The beast hissed defiantly, spraying weak acid in front of it as it stood to absorb the shock of 900 rounds per minute. The acid arced through the air in little streams, splashing on Remy’s forcefield harmlessly.

It was the much stronger acid, inside the thing’s… stomach(?) …that worried her.

Close enough to close in, she dropped her guns right as they spent their clips, gathering forward momentum, hands dipping for the hip-sling that held her wakizashi & tomahawk.
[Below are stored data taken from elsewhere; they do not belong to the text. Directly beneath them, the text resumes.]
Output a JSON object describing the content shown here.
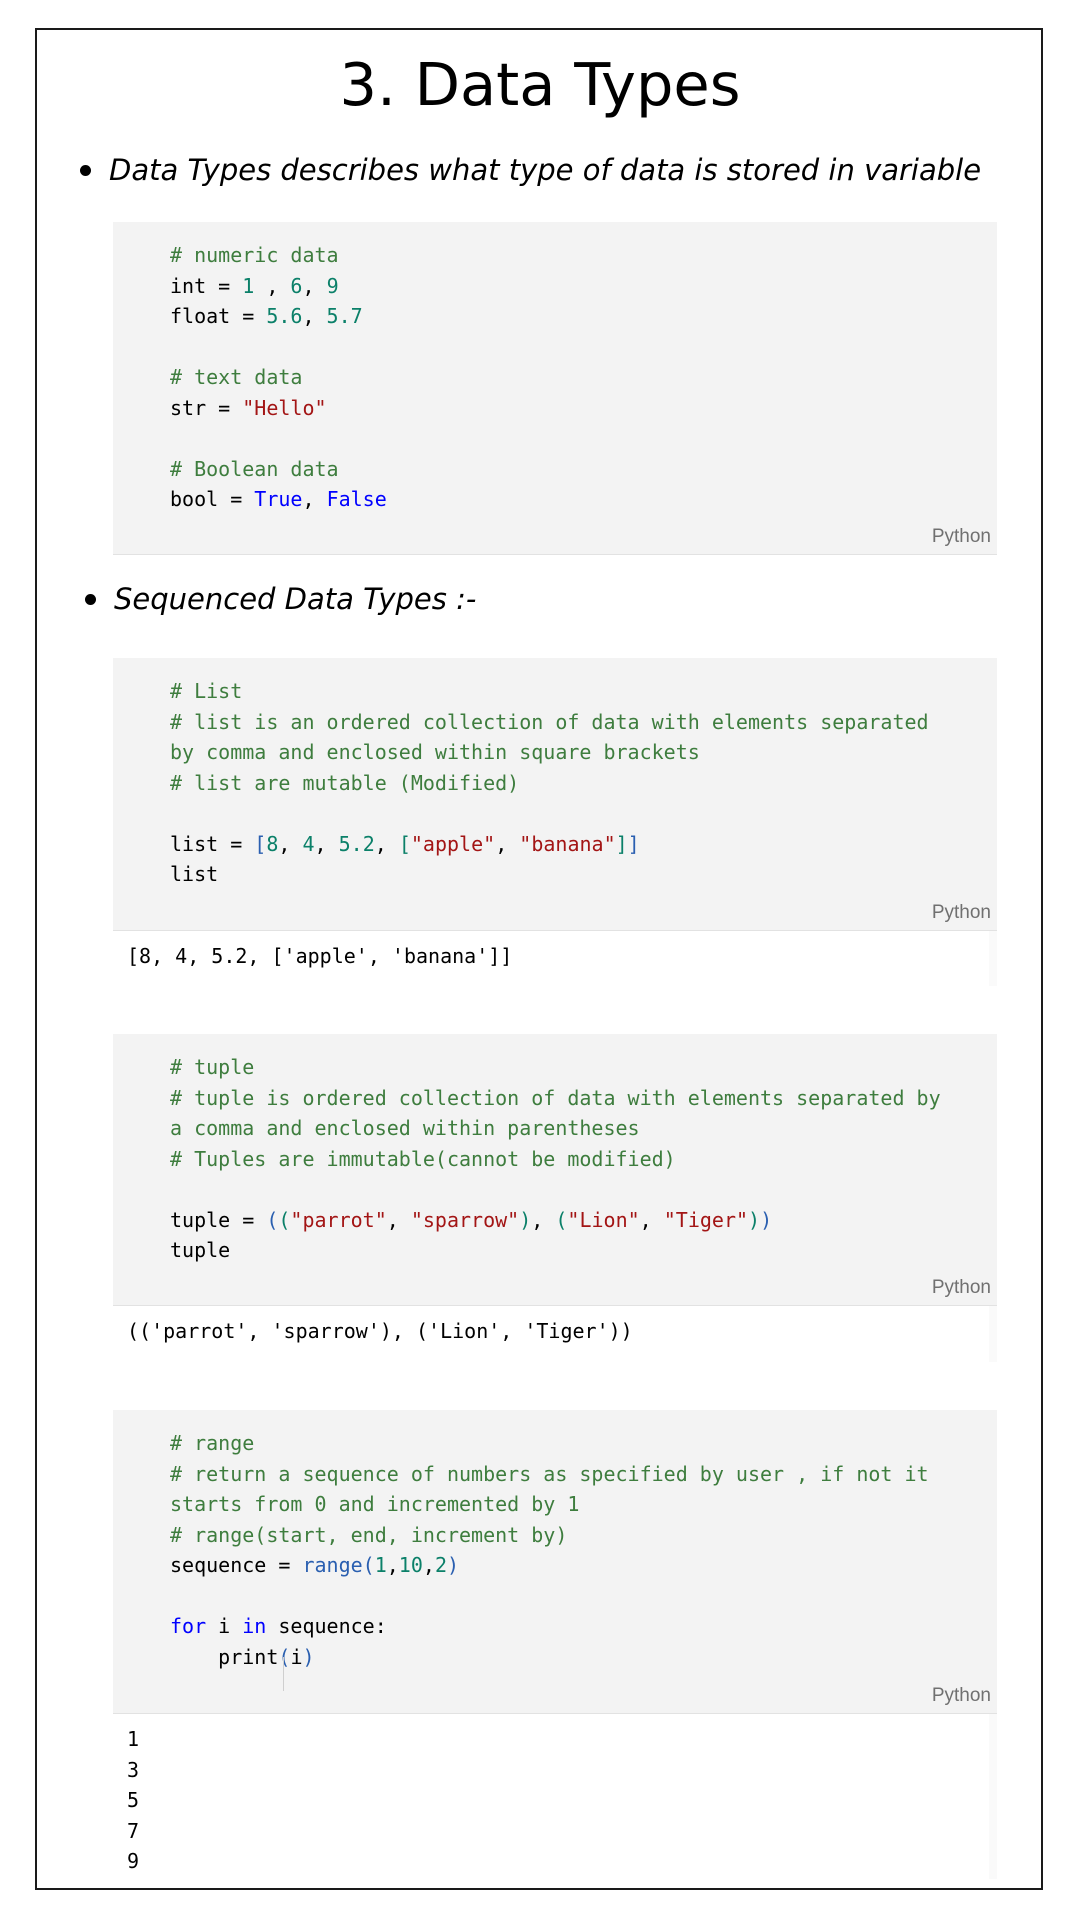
{
  "title": "3. Data Types",
  "bullet1": "Data Types describes what type of data is stored in variable",
  "bullet2": "Sequenced Data Types :-",
  "lang_label": "Python",
  "cell1": {
    "comment_numeric": "# numeric data",
    "int_line": [
      "int = ",
      "1",
      " , ",
      "6",
      ", ",
      "9"
    ],
    "float_line": [
      "float = ",
      "5.6",
      ", ",
      "5.7"
    ],
    "comment_text": "# text data",
    "str_line": [
      "str = ",
      "\"Hello\""
    ],
    "comment_bool": "# Boolean data",
    "bool_line": [
      "bool = ",
      "True",
      ", ",
      "False"
    ]
  },
  "cell2": {
    "c1": "# List",
    "c2": "# list is an ordered collection of data with elements separated",
    "c3": "by comma and enclosed within square brackets",
    "c4": "# list are mutable (Modified)",
    "code_a": "list = ",
    "code_b": "list",
    "output": "[8, 4, 5.2, ['apple', 'banana']]"
  },
  "cell3": {
    "c1": "# tuple",
    "c2": "# tuple is ordered collection of data with elements separated by",
    "c3": "a comma and enclosed within parentheses",
    "c4": "# Tuples are immutable(cannot be modified)",
    "code_a": "tuple = ",
    "code_b": "tuple",
    "output": "(('parrot', 'sparrow'), ('Lion', 'Tiger'))"
  },
  "cell4": {
    "c1": "# range",
    "c2": "# return a sequence of numbers as specified by user , if not it",
    "c3": "starts from 0 and incremented by 1",
    "c4": "# range(start, end, increment by)",
    "seq": "sequence = ",
    "for_kw": "for",
    "for_mid": " i ",
    "in_kw": "in",
    "for_end": " sequence:",
    "print": "print",
    "output": [
      "1",
      "3",
      "5",
      "7",
      "9"
    ]
  }
}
The Flayer had other plans, it seemed.

Forcing the side of its right appendage to split open, the beast disconnected some of its own tendons. Remy’s lip curled to the sound of organic twisting and cracking as the tendons emerged and snaked into the air, weaving together and then apart. It, too, was buying time- trying to find a weakness. If it wrapped one around her tight enough, exo-forcefield or not, it could pull her in and attempt a killing bite, flooding her insides with caustic juices.

The crimson sunset deepened as a coyote’s howl pierced the desert gloaming.

A stuttering snarl escaped the Flayer’s seething maw as the tendons launched out towards her approach, splitting in disparate directions, searching for a hold.

Swiftly, abandoning caution, Remy exposed herself fully to the front, shifting all energy to her feet in a wave of centrifugal propulsion, bursting forward in a rising spin, using the momentum to help her draw her axe. Dust and rock kicked and spun out behind and to the sides in puffs of red.

Its prey having closed in much too quickly for the tendons to be effective, the Flayer shot its head forward to bite, bracing its frame for the fight.

Its head came in to meet the end of Remy’s dance perfectly. The axehead cracked exoskeleton just to the side and rear on the neck, biting through into the strange flesh below as she concentrated all the Rig’s energy into her blades. She could feel the shock- and purpose directed at her -from the Flayer’s sensory bulb as it fought between the opposing objectives of pulling free and sinking its razor-teeth deep into its prey.

The fight paused for a moment. Just long enough.

Redirecting energy to her trailing foot, she slammed it into one of the creature’s lower appendages, throwing its balance forward.

Towards her.

Flowing the energy back to the blades, she pulled down hard with the axe, drawing her shortsword out and up in one fluid motion. Remy snarled in defiance as the blade pierced through the upper maw and straight inside the sensory bulb.

Her face came to within inches of the creature’s.

“F**k off.”

Its life brought to a sudden end, the Flayer stiffened in ancient reflex, falling backwards as Remy’s growl heightened to a piercing cry. She yanked the blades out to a spray of internal liquids, kicking her foe down violently as she did so. It smacked into the dust as the crown of the red sun descended below the distant mountaintops.

Remy stood over the body, watching the desert drink up green acid and dark purple fluid, wondering not for the first time what would happen if these things existed- or came through -in greater numbers.

Sensing eyes on her, she turned to see Cordell standing some distance off, his grip relaxing on his gunsword. He hadn’t figured on testing her patience again by butting in, but just in case…

Havoc came trotting up around a patch of scrub, back from running down a smaller scout-beast, and sat next to Cordell. His eyes darted from Remy to the body of the Flayer and back. Remy watched Cordell radio Hector’s backup perch, confirming a final sweep and cleanup.

Little eddies of dust moved between them in the coming dark, and in the last vestiges of clear light Cordell saw Remy silhouetted in burning crimson, her eyes afire from the kill, her body bathed in battle.

Never taking her eyes from Cordell, she distributed her energy evenly, shunting a light propulsive blast outwards in all directions, cleansing herself of acid and blood in a hellish mist that caught the long and final rays of the setting sun.

Cordell nodded, he and Havoc turning to walk the distance back to the truck.

Night came on quietly, slowly turning to a moonish twilight as Remy followed them. She stopped only to mark another small notch near the base of her axe handle.